On the short-term upside (from the Texas asbestos defense paralegal's perspective), recent changes to Texas law have encouraged Texas asbestos plaintiffs firms to get as many cases "in trial" as possible by September. The new Texas law prohibits trying asbestos cases in groups, making it economically unfeasible to try cases with less serious injuries. It applies to cases not yet in trial come September. It'll hurt plainitffs and plaintiffs' lawyers and increase the burden on the courts, but defense lawyers should do fine and defendants will make out like bandits. And it has plaintiffs' lawyers scrambling to get as many cases in trial before the cut off.
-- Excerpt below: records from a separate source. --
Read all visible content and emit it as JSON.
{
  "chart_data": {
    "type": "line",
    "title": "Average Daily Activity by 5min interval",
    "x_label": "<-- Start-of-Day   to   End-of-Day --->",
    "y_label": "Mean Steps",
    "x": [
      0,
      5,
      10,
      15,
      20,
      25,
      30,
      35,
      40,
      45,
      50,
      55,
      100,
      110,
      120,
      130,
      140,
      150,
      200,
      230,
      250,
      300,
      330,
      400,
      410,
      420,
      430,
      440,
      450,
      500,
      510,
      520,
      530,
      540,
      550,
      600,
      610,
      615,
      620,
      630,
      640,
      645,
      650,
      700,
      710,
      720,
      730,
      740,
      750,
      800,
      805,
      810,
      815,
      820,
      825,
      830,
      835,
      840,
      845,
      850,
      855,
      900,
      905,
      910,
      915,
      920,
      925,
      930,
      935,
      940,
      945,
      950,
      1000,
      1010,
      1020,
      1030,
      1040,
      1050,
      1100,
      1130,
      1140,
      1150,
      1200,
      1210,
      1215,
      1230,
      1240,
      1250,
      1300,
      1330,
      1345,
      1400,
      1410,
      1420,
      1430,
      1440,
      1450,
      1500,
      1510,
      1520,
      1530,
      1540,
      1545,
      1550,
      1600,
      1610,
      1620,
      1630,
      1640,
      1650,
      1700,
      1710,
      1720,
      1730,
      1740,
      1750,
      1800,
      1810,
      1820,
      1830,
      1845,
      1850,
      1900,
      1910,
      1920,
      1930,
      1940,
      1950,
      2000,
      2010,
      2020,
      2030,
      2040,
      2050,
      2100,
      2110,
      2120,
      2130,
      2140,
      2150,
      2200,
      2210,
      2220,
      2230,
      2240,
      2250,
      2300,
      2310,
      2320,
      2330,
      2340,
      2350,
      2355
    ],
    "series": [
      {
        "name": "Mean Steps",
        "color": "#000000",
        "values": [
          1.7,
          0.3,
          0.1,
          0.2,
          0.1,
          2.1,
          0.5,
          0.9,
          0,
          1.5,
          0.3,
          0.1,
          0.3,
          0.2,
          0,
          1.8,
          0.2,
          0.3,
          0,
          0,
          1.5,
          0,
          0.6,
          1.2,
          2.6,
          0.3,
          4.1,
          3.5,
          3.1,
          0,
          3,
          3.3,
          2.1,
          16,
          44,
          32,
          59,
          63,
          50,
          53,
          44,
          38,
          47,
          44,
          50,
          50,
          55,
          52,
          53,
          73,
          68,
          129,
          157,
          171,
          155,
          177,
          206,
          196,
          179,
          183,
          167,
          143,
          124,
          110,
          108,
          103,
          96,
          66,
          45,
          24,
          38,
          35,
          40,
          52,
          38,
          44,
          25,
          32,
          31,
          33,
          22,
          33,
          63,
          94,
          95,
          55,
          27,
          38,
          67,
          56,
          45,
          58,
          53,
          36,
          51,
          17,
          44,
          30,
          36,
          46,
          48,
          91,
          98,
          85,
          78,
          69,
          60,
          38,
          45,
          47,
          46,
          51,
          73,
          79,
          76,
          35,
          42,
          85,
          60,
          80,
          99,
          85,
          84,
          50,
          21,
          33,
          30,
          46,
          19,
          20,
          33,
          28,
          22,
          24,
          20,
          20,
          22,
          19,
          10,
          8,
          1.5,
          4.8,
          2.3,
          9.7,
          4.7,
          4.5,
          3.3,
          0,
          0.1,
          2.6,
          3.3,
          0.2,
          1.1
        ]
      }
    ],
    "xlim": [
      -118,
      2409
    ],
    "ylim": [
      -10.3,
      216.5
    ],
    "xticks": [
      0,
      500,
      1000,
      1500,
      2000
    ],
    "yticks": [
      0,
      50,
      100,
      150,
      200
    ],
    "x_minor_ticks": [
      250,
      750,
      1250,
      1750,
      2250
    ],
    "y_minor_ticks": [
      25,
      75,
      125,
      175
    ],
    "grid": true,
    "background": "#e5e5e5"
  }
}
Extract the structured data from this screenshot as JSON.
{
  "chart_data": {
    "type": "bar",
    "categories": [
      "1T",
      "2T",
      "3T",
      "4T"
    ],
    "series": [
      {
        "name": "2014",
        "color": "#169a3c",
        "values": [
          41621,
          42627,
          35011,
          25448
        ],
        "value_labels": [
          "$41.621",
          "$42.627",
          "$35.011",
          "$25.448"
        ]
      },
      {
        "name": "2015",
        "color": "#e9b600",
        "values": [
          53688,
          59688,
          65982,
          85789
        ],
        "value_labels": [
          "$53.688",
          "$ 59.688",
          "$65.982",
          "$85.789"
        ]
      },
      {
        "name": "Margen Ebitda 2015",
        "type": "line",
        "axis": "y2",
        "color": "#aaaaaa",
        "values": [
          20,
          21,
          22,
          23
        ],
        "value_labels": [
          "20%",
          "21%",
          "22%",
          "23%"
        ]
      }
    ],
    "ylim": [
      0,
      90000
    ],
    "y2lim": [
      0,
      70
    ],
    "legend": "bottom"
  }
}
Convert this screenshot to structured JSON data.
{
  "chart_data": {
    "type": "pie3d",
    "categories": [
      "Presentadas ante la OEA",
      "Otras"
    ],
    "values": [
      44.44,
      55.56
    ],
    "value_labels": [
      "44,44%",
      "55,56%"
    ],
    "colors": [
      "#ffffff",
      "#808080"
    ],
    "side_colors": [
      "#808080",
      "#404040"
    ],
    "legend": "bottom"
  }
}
So there should be tons of work to do over the summer.

After that, though, if the "FAIR Act of 2005" passes, The Lawyers' Drudge would be happy to give you a glowing reference.

As far as your summer bonus is concerned, it comes down to whether your employers want to keep you happy while they're swamped with work, or whether they figure they'd better just grab all they can for themselves before it's too late. You'll have to figure the answer to that one out for yourself.


You can read what Reuters considers the key aspects of the bill here.

You can read the official bill summary (with links to the text) here.


A note about being "in trial": Although it's not defined in the Texas statute, The Lawyers' Drudge's research indicates that the commencement of trial under Texas law occurs when the parties begin the opening statements. Under the FAIR Act, a case isn't "in trial" until the presentation of evidence starts.


And now The lawyers' Drudge's C.Y.A. disclaimer: If there's money at stake, don't rely on what you read on the Internet. Do your own damn research. I'm not your lawyer and I'm not giving legal advice.

Wednesday, May 25, 2005

The Medical Malpractice Insurance "Crisis"

An study of a comprehensive database of closed claims maintained by the Texas Department of Insurance since 1988 shows that the medical malpractice insurance "crisis" was the result of insurance companies' investments going south, not "lawsuit abuse."

I guess all those changes to the Texas Constitution letting negligent health care providers (and others) off the hook for a lot of the damage they do isn't going to fix things after all. Who'd of thunk it?

And on a related note, congratulations to Priscilla Owen on the confirmation of her appointment to the Fifth Circuit Court of Appeals.